Кроме солдат в отделении лежала еще одна занятная пара. Он и она. По всем данным, тоже из первопоселенцев, во всяком случае они пользовались теми же правами и льготами. Пара была старше Морозова, Ифраимова, других интернатских лет на двадцать, и, как правило, держалась особняком. Это были очень странные люди. Иногда мне казалось, что они почти не отличаются от обычных местных пациентов, потом такое впечатление пропадало. Их напряженная, но часто не понятная мне деятельность – несмотря на возраст, они были самыми энергичными из всех, кто тут обитал, – явно имела смысл. Временами она все отделение сплачивала, соединяла вокруг себя, то было нечто вроде спектакля, который они играли с редкой экспрессией, причем в нем каждый из нас получал свою роль, свое назначение – ни зрителей, ни статистов они не признавали. Большинство здешних обитателей были навсегда обращены внутрь себя и не замечали происходящее в миру, но пара, как хороший массовик-затейник, легко включала в свое действо и их, она вообще явно к старикам тянулась.

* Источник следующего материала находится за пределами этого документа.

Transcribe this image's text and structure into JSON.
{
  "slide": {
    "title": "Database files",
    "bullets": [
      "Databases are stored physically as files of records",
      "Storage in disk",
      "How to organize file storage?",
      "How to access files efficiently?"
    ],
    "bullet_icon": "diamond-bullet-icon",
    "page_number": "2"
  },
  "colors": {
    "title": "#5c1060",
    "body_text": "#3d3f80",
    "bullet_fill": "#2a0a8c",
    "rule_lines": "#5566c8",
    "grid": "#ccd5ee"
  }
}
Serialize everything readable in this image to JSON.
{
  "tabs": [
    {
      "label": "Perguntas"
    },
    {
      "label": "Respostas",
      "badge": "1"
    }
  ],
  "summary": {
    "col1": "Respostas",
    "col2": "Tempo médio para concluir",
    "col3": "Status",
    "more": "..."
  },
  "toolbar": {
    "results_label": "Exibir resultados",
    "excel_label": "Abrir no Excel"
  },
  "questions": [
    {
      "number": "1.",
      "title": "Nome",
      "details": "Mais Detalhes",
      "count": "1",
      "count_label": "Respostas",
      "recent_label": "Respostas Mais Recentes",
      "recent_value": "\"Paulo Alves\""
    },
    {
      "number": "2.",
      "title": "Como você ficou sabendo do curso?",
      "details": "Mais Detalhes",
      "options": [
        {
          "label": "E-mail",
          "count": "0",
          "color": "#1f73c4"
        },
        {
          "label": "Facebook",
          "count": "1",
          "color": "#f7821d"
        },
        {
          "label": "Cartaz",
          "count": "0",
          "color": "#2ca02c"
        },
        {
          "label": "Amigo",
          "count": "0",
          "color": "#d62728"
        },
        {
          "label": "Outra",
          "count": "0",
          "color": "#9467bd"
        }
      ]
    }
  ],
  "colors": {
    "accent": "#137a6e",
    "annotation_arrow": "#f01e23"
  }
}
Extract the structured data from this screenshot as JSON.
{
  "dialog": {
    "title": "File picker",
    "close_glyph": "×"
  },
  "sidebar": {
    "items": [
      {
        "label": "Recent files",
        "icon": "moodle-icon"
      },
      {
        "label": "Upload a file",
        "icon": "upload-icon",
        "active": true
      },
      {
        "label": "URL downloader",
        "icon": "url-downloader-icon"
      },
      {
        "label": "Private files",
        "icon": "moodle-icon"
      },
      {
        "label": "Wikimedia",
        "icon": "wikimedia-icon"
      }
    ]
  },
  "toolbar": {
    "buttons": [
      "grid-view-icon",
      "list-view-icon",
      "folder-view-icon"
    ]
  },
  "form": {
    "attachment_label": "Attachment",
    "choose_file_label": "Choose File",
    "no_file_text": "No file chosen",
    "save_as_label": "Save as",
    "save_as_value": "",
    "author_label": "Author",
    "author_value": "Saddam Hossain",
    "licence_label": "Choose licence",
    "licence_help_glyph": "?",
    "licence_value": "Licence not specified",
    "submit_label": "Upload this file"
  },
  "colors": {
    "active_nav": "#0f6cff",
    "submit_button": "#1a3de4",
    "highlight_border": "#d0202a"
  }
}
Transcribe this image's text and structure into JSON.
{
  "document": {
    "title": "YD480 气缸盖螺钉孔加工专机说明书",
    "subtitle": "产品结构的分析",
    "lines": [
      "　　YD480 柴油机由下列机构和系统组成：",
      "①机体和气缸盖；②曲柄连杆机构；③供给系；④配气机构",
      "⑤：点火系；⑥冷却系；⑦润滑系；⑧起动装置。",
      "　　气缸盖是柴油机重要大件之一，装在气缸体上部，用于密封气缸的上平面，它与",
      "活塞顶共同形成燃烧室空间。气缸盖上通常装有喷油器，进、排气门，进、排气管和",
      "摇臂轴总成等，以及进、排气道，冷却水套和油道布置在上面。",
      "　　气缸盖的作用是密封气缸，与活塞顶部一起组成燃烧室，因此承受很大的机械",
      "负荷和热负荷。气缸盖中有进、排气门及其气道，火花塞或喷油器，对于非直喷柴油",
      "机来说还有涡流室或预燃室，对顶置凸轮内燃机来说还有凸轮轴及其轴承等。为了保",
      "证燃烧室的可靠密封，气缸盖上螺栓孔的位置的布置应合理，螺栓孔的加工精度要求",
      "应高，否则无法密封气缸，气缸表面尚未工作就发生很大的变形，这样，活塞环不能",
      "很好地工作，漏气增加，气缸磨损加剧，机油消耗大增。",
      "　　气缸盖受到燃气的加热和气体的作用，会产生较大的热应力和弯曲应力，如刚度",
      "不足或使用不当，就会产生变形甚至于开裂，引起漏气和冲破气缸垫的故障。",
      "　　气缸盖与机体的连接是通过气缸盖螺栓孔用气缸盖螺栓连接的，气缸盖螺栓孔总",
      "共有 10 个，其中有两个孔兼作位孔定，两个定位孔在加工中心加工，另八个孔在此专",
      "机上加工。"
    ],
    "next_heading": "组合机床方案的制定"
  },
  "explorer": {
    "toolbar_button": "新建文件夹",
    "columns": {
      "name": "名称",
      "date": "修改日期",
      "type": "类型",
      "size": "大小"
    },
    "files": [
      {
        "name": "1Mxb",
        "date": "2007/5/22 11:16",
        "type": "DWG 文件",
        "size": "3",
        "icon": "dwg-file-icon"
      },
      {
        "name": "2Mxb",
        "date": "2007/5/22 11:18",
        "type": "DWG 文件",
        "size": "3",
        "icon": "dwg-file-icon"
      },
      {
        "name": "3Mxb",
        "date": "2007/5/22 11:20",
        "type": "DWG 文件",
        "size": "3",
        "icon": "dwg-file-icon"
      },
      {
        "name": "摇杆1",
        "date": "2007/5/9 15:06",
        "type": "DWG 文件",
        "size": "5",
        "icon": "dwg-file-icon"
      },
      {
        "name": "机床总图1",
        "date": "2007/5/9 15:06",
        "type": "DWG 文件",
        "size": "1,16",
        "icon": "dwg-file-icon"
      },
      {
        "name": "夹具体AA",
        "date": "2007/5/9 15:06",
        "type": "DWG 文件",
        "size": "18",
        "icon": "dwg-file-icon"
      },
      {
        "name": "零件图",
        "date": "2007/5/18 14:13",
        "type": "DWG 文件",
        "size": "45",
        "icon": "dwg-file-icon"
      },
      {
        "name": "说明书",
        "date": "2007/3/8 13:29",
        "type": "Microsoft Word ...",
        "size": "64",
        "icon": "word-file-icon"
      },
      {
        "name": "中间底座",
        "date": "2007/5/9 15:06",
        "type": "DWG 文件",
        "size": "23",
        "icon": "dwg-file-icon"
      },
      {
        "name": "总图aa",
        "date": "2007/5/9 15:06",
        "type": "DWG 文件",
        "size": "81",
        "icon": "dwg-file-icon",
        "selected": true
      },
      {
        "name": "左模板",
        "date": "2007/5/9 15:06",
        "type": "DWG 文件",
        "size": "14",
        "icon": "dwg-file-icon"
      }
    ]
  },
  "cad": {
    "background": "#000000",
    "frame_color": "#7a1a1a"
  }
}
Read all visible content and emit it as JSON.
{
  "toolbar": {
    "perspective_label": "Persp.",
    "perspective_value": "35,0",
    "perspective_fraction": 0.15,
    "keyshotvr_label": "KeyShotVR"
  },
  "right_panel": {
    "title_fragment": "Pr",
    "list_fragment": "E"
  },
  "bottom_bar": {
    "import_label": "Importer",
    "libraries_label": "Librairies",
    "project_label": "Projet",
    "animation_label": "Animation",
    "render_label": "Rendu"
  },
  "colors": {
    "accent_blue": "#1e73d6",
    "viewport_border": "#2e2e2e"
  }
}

Театр возникал спонтанно, из ничего, вел его всегда один и тот же дуэт, участники которого смотрели, видели только друг друга. В этом смысле дуэт был замкнут, закрыт так же, как и прочие больные, но в действии было столько натиска, страсти, что оно без сопротивления вовлекало в себя каждого, кто был рядом; все вокруг этой пары начинало жить и жило, пока дуэт сам собой не распадался. Тогда отделение разом успокаивалось, приходило в норму. Не могу сказать, чтобы пара заинтересовала меня с первого дня, по большей части я проводил время в обществе тех интернатских воспитанников, о которых расспрашивал Кронфельда, но не заметить ее было трудно.
* * *
Выше я уже говорил, как боялся, не мог ни на что решиться, когда возник разговор о госпитализации. Более того, если бы не давление матери и тетки, я бы, наверное, вообще не лег к Кронфельду. Но первые несколько дней в больнице прошли неплохо, я исполнился оптимизма, и, главное, во мне как-то сразу все уравновесилось, я был спокоен и после большого перерыва впервые начал работать. К несчастью, светлый период продлился недолго.Еще перед тем, как ехать в больницу, я дал себе слово возобновить «Синодик». Я решил, что при всех условиях буду трудиться каждый день, составил четкий план, о ком и в какой последовательности писать; теперь у меня все это пошло. Даже о тех, о ком я собирался рассказать кратко, только помянуть, потому что во мне от них мало что осталось, на бумаге я стал один за другим вспоминать новые и новые эпизоды, слова, жесты, выражения лица; работал легко, почти не останавливаясь, о каждом мог писать еще и еще, все они действительно как бы ожили и вернулись. Это были очень счастливые дни: я чувствовал в себе силу, чувствовал, что мне дан едва ли не дар воскрешения, а потом, на исходе второй недели, работа оборвалась.